Will you lose customers or clients?
Will you make enough money to go on vacation or put Ben through college?
What if someone else steps in and offers a more comprehensive offering? Where does that leave you?
These are the demons torturing all of us.
As Ralph Waldo Emerson said, “To be yourself in a world that is constantly trying to make you something else is the greatest accomplishment.”
This is easier than it sounds. (Girl, I hear you.) So I broke it down in seven easy steps.
1. List all the tasks you’re qualified to do.
Make this list as comprehensive as possible. Once you begin freeing up your time with an I DON’T list, you will find yourself bursting with ideas on how to combine your core strengths to better serve your market.

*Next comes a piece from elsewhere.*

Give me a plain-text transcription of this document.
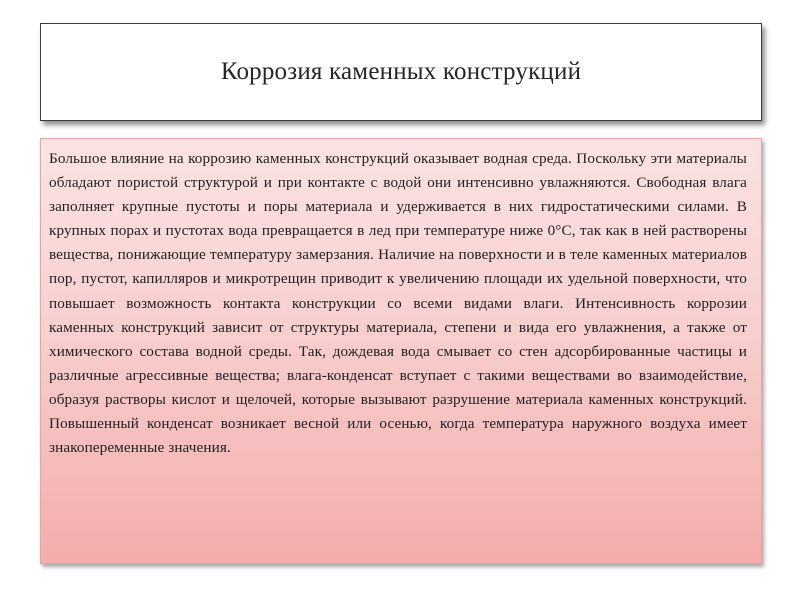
Коррозия каменных конструкций

Большое влияние на коррозию каменных конструкций оказывает водная среда. Поскольку эти материалы обладают пористой структурой и при контакте с водой они интенсивно увлажняются. Свободная влага заполняет крупные пустоты и поры материала и удерживается в них гидростатическими силами. В крупных порах и пустотах вода превращается в лед при температуре ниже 0°С, так как в ней растворены вещества, понижающие температуру замерзания. Наличие на поверхности и в теле каменных материалов пор, пустот, капилляров и микротрещин приводит к увеличению площади их удельной поверхности, что повышает возможность контакта конструкции со всеми видами влаги. Интенсивность коррозии каменных конструкций зависит от структуры материала, степени и вида его увлажнения, а также от химического состава водной среды. Так, дождевая вода смывает со стен адсорбированные частицы и различные агрессивные вещества; влага-конденсат вступает с такими веществами во взаимодействие, образуя растворы кислот и щелочей, которые вызывают разрушение материала каменных конструкций. Повышенный конденсат возникает весной или осенью, когда температура наружного воздуха имеет знакопеременные значения.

2. Highlight the items you love doing.
Note that I said “love.” Not “like.” Not “don’t mind.” Love.
3. With a thick black marker, put a line through everything you hate doing.

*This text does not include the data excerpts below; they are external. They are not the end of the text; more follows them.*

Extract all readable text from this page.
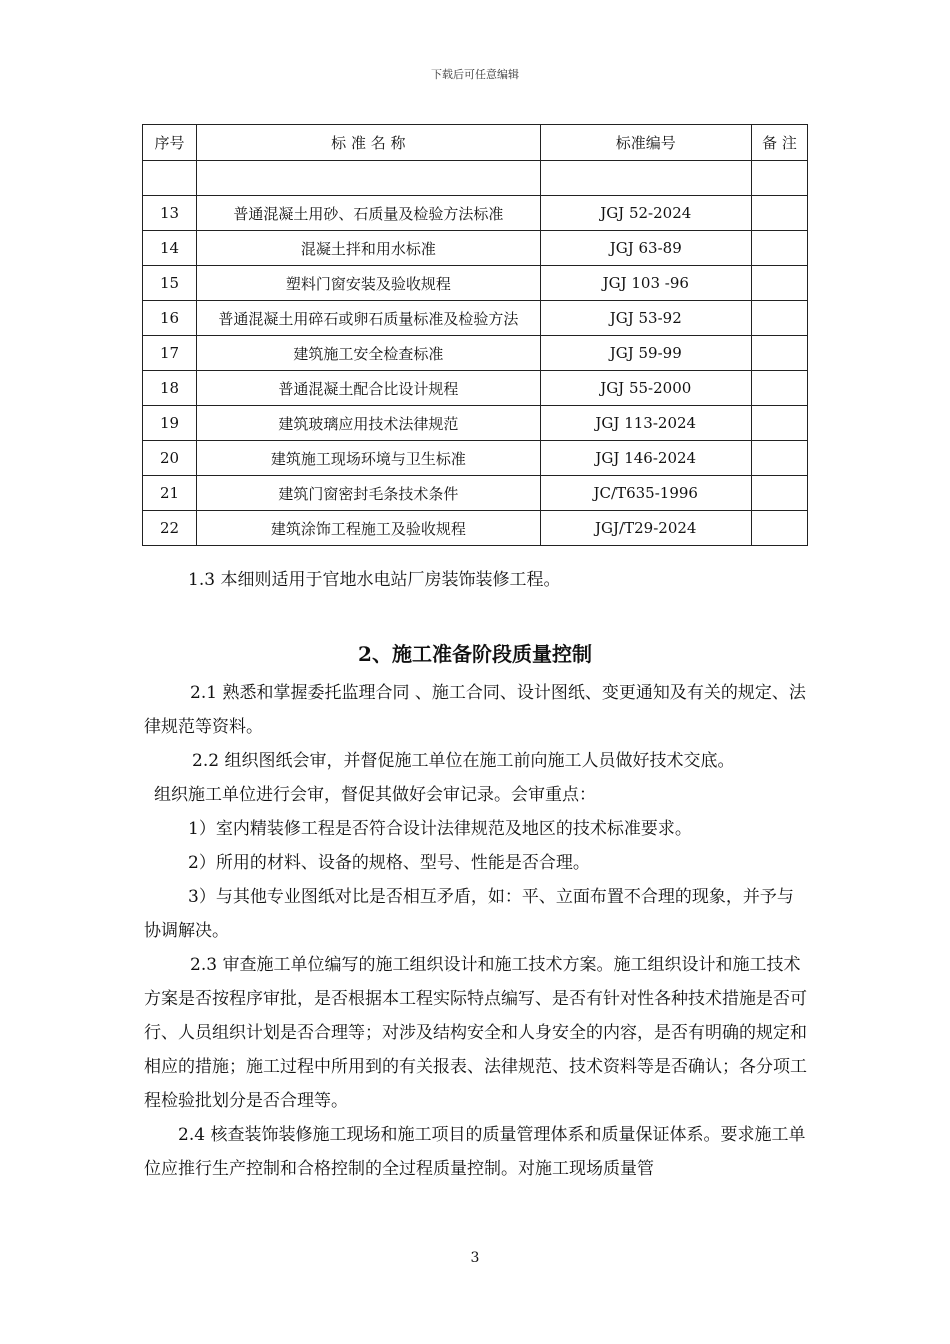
下载后可任意编辑
序号	标 准 名 称	标准编号	备 注

13	普通混凝土用砂、石质量及检验方法标准	JGJ 52-2024	
14	混凝土拌和用水标准	JGJ 63-89	
15	塑料门窗安装及验收规程	JGJ 103 -96	
16	普通混凝土用碎石或卵石质量标准及检验方法	JGJ 53-92	
17	建筑施工安全检查标准	JGJ 59-99	
18	普通混凝土配合比设计规程	JGJ 55-2000	
19	建筑玻璃应用技术法律规范	JGJ 113-2024	
20	建筑施工现场环境与卫生标准	JGJ 146-2024	
21	建筑门窗密封毛条技术条件	JC/T635-1996	
22	建筑涂饰工程施工及验收规程	JGJ/T29-2024	

1.3 本细则适用于官地水电站厂房装饰装修工程。

2、施工准备阶段质量控制

2.1 熟悉和掌握委托监理合同 、施工合同、设计图纸、变更通知及有关的规定、法律规范等资料。

2.2 组织图纸会审，并督促施工单位在施工前向施工人员做好技术交底。

组织施工单位进行会审，督促其做好会审记录。会审重点：

1）室内精装修工程是否符合设计法律规范及地区的技术标准要求。

2）所用的材料、设备的规格、型号、性能是否合理。

3）与其他专业图纸对比是否相互矛盾，如：平、立面布置不合理的现象，并予与协调解决。

2.3 审查施工单位编写的施工组织设计和施工技术方案。施工组织设计和施工技术方案是否按程序审批，是否根据本工程实际特点编写、是否有针对性各种技术措施是否可行、人员组织计划是否合理等；对涉及结构安全和人身安全的内容，是否有明确的规定和相应的措施；施工过程中所用到的有关报表、法律规范、技术资料等是否确认；各分项工程检验批划分是否合理等。

2.4 核查装饰装修施工现场和施工项目的质量管理体系和质量保证体系。要求施工单位应推行生产控制和合格控制的全过程质量控制。对施工现场质量管

3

It doesn’t matter if you’re good at it. I hate pitching, and yet my clients were featured in news outlets all over the US. “Good at it” doesn’t mean you need to be the person doing it.
4. Hang this list on your wall.
This is your compass, guiding you to your own personal true north.
5. When you get a new request, glance up at the list.
Every time. Don’t skip this.
6. If the request involves more tasks that you hate than ones you love, propose an alternate arrangement or refer the business to a friend.
Hold firm. Do not fill your days — or worse, your years — with work you hate. It does a disservice to you and to your clients. Before long, you begin to resent your career, your clients and your life.
7. Spend the time you otherwise would’ve put into the dreaded project creating something you love.
Ahhh. Here it is. The payout.
Imagine what you can accomplish — in a day, a month, a decade or a lifetime — when you fully invest in your core power.
At times, you will be sorely tempted to ignore your I DON’T list. I am not immune to wavering, especially when I love the client but not the project. In these instances, suggest an alternate structure or project that fits both your needs. Be prepared to accept a firm but gentle “no thanks.”
What if you need the money? (and other objections)
If you don’t already have an I DON’T list, I expect you’re harboring a good deal of resistance to the idea.
Is making a living doing only work you love a rainbow and unicorn dream?
What if you’re just starting out and sorely need the money to pay the bills?
This is a process. Unless you’re loaded, you can’t wake up one morning and fire all your clients (although it worked out for Laura Roeder).
Already, you make decisions not to offer certain services or products. If you aren’t a certified accountant, you won’t offer accounting services. If a friend is looking for an accountant, you aren’t raising your hand to do the work. You know someone else is filling that need, and you’ll cheerfully give a referral. It’s an easy I DON’T. The answer is so clear you don’t even need to add it to your list.
Why wouldn’t you use the same discrimination when evaluating all your projects?
Cheerfully refer the work that falls in the murky zone — the projects you can do but loathe. Free up time, your most valuable resource, for the work most suited to your own core strengths. The result is thrilled customers, referrals, a sterling reputation and a legacy of exceptional service.